Salin Artikel

Di Tangan Aep, Batu dari Lereng Merapi Bisa Dijual ke Iran

Batu-batu yang sudah dibentuk itu, dipercantik lagi dengan detail relief-relief gambar bunga hingga manusia.

Semua karya seni yang dijajakan di depan rumah kecil layaknya galeri seni itu, merupakan hasil tangan dari seorang pria asal Magelang bernama Aep Sudraja (63) yang sudah menggeluti pahat batu sejak 1993.

Kemahiran dalam seni memahat didapatkan dari didikan kedua orangtuanya, yang dulunya seorang ahli pahat pada masanya.

"Ini (memahat batu) sudah turun temurun dari orangtua yang diwariskan anaknya. Sekarang, saya lah yang meneruskan pekerjaan seni pahat ini," jelas Aep, Selasa (13/04/2021).

Untuk membentuk batu menjadi sebuah seni yang bernilai jual tidaklah sederhana. 

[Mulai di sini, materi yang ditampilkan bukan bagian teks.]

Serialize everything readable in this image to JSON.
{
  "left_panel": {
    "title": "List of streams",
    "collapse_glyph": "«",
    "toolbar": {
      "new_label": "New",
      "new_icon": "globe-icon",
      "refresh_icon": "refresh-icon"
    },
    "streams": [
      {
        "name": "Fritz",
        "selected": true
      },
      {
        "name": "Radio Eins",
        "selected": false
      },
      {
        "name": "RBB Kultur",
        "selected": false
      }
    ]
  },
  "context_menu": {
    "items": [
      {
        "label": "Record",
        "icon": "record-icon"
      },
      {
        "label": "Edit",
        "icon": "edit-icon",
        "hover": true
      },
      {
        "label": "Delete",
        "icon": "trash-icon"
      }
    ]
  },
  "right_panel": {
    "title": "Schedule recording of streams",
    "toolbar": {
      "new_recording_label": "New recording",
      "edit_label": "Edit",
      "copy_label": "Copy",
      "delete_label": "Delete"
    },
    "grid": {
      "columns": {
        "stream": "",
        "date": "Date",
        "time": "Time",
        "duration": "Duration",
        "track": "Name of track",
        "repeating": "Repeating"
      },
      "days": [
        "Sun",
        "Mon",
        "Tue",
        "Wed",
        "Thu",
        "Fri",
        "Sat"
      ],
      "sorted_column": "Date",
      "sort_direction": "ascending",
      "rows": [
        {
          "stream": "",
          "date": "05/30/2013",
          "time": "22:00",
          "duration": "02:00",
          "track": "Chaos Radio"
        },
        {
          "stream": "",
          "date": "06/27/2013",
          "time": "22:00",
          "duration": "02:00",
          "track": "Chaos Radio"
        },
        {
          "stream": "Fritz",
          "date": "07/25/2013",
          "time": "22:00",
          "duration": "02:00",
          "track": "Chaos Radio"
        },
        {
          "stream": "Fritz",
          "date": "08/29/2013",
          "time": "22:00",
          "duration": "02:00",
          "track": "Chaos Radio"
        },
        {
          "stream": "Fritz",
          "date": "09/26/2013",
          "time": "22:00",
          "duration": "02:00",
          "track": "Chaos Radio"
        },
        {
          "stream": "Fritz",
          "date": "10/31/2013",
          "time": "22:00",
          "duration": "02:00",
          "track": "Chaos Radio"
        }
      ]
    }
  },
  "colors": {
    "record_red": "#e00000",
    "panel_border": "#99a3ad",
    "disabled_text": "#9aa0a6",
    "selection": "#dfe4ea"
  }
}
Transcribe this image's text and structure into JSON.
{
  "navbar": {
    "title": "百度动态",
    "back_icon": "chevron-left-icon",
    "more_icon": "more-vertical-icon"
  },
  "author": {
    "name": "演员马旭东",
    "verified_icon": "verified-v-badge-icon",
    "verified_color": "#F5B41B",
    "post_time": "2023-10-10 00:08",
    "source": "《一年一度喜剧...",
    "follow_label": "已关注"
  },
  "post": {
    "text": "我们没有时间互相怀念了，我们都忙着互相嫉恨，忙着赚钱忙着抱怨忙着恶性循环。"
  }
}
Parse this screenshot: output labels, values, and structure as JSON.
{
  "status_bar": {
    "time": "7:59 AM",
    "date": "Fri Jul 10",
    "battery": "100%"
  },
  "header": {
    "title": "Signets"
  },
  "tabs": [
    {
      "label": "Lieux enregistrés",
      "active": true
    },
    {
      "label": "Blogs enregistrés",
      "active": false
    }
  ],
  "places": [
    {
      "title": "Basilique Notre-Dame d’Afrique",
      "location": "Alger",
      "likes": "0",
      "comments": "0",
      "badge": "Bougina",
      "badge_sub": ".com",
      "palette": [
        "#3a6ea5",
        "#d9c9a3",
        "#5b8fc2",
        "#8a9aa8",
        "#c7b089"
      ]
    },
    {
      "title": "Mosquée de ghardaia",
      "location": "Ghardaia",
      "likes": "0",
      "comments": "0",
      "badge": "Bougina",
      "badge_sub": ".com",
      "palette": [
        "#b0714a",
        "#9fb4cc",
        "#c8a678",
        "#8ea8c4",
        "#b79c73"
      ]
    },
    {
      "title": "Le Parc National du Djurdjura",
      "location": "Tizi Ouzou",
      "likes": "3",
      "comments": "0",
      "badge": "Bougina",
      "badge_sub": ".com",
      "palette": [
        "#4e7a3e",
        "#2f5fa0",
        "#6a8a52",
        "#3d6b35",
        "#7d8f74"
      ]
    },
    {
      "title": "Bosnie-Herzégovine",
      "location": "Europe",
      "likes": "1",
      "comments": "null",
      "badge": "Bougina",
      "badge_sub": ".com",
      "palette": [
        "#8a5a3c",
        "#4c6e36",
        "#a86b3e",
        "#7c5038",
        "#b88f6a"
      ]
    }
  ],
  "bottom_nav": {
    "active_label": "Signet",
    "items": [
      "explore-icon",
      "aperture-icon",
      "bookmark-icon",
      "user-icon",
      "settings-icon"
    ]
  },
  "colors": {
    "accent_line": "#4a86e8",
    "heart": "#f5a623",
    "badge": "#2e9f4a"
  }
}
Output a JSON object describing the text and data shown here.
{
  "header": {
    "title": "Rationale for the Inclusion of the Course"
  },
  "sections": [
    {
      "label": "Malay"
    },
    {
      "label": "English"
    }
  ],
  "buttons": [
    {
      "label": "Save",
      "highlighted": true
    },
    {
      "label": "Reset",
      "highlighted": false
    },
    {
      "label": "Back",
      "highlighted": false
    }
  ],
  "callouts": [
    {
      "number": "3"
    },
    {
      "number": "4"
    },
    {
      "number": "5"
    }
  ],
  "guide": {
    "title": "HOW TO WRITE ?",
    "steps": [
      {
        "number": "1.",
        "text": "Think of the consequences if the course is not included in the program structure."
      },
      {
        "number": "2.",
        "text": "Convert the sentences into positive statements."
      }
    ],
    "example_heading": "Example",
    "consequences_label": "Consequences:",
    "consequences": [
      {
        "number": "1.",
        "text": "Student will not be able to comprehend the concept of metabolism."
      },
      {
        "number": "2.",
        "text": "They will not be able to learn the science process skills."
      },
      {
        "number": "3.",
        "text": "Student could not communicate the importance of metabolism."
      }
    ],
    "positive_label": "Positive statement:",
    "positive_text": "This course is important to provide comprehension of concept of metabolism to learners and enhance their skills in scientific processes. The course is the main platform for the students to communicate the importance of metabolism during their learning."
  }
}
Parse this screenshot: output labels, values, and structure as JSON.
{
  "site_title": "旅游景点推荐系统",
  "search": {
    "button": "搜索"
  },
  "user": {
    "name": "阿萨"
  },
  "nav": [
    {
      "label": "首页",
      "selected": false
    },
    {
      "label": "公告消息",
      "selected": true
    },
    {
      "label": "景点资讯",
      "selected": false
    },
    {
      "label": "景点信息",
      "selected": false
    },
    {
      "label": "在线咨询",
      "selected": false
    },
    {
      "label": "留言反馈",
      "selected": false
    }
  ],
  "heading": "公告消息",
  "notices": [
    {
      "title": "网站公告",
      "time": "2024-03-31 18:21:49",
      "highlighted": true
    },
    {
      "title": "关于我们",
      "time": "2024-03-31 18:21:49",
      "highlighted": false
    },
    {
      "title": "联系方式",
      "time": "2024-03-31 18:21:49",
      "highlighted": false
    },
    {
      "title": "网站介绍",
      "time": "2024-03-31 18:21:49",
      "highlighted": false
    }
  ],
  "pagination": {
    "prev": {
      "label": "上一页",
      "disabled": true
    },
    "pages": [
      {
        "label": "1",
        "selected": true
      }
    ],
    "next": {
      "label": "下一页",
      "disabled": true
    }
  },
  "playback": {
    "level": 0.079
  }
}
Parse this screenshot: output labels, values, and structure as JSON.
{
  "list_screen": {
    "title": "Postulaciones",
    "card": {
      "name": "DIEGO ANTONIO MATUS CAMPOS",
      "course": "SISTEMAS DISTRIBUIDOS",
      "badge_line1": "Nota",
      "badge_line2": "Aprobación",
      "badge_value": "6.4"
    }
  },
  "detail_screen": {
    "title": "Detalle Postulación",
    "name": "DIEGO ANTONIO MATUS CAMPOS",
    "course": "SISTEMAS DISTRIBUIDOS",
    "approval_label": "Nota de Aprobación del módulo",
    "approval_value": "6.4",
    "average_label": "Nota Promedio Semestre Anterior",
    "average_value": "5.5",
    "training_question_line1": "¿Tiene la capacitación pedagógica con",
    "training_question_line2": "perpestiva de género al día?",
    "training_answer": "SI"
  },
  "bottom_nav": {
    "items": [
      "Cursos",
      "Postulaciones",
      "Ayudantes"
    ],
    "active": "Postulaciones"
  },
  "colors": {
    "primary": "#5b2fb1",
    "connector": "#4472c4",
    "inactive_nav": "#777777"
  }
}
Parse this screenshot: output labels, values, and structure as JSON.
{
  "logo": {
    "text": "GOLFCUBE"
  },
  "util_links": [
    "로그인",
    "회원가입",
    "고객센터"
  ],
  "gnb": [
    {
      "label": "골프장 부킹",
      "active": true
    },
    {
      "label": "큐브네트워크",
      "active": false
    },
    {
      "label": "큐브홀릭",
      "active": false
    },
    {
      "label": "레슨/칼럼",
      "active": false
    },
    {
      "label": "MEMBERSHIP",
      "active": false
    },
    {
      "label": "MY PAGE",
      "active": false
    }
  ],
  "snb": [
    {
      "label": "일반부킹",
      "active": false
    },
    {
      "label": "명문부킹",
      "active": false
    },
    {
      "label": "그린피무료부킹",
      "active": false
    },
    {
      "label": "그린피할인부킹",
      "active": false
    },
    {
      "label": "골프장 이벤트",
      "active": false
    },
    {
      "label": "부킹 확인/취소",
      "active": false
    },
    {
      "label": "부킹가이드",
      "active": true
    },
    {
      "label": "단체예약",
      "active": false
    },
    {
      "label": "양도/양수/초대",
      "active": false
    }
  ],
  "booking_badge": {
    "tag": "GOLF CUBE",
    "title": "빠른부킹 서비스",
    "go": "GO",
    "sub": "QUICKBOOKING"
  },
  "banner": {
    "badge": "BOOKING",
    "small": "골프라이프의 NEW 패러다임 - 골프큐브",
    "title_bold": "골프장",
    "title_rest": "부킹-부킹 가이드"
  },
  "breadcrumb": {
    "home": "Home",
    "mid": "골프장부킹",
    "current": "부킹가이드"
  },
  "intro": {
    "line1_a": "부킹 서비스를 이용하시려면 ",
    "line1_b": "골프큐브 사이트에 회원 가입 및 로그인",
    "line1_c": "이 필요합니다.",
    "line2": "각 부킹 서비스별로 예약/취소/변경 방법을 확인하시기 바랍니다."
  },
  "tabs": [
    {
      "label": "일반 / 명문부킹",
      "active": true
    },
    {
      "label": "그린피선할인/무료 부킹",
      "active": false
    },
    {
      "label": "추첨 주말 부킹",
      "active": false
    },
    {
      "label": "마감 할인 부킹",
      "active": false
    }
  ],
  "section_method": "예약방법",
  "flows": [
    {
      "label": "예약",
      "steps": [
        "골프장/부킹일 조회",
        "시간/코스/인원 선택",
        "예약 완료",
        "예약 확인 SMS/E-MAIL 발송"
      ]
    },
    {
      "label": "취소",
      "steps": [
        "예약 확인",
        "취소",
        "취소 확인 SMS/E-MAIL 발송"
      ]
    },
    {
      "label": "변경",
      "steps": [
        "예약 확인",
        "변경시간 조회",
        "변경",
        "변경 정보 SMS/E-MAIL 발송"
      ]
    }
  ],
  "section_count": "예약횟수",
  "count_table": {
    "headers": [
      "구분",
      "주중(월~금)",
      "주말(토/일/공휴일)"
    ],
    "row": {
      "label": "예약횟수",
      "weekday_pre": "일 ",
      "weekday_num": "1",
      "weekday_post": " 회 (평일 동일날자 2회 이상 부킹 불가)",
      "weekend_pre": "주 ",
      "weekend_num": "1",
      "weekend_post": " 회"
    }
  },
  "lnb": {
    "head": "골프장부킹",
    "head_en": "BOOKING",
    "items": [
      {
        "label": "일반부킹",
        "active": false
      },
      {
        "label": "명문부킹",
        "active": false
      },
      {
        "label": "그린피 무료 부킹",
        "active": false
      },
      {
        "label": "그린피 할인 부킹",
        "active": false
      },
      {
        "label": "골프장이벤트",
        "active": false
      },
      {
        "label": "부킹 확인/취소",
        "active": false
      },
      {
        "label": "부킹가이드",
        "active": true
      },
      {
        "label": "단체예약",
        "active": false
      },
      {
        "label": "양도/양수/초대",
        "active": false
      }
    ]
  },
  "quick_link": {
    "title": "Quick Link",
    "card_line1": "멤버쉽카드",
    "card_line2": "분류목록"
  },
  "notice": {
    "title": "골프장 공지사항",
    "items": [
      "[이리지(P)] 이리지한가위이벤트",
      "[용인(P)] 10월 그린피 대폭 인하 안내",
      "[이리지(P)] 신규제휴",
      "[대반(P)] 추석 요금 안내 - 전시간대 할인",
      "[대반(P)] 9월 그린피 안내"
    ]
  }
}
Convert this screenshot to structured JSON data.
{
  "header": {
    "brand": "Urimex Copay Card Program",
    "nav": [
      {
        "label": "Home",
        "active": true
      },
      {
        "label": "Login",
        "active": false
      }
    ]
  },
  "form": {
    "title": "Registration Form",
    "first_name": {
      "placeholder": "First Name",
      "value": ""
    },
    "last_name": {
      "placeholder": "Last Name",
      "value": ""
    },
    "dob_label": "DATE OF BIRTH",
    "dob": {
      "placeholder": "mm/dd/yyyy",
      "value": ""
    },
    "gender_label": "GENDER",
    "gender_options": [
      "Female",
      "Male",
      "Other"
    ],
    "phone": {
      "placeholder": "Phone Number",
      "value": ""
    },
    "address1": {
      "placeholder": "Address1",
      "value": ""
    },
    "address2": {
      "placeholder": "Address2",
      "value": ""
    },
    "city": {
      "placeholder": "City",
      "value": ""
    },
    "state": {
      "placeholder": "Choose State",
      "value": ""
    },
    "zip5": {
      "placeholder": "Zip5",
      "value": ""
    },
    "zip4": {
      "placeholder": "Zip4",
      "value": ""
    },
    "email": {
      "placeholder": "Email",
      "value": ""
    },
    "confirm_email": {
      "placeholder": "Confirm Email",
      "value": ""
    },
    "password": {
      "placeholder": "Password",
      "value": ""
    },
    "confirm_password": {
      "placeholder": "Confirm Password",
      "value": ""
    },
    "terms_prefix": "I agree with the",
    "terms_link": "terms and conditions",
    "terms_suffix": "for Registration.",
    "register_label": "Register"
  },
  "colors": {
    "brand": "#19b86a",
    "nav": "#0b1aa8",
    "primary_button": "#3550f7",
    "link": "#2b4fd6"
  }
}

Dengan tangan tuanya, Aep harus memecah bongkahan batu besar yang didapat dari lereng Gunung Merapi menjadi bagian lebih kecil agar mudah dibentuk.

Batu-batu yang sudah menjadi potongan lebih kecil harus diperhalus lagi.

Batu akan dipukul-pukul dengan palu bersama alat pahat hingga permukaannya lebih rata.

"Sebelum dibentuk batu harus dibubut dulu (diperhalus) dengan cara dipukul palu dengan alat pahat yang bernama cuplik dan tatah. Nantinya, batu akan membentuk bakalan yang membuat batu lebih mudah dibentuk," ujarnya.


Setelah diperhalus, dia terlebih dulu menggambar di kertas untuk konsep pahatan yang akan dibentuk.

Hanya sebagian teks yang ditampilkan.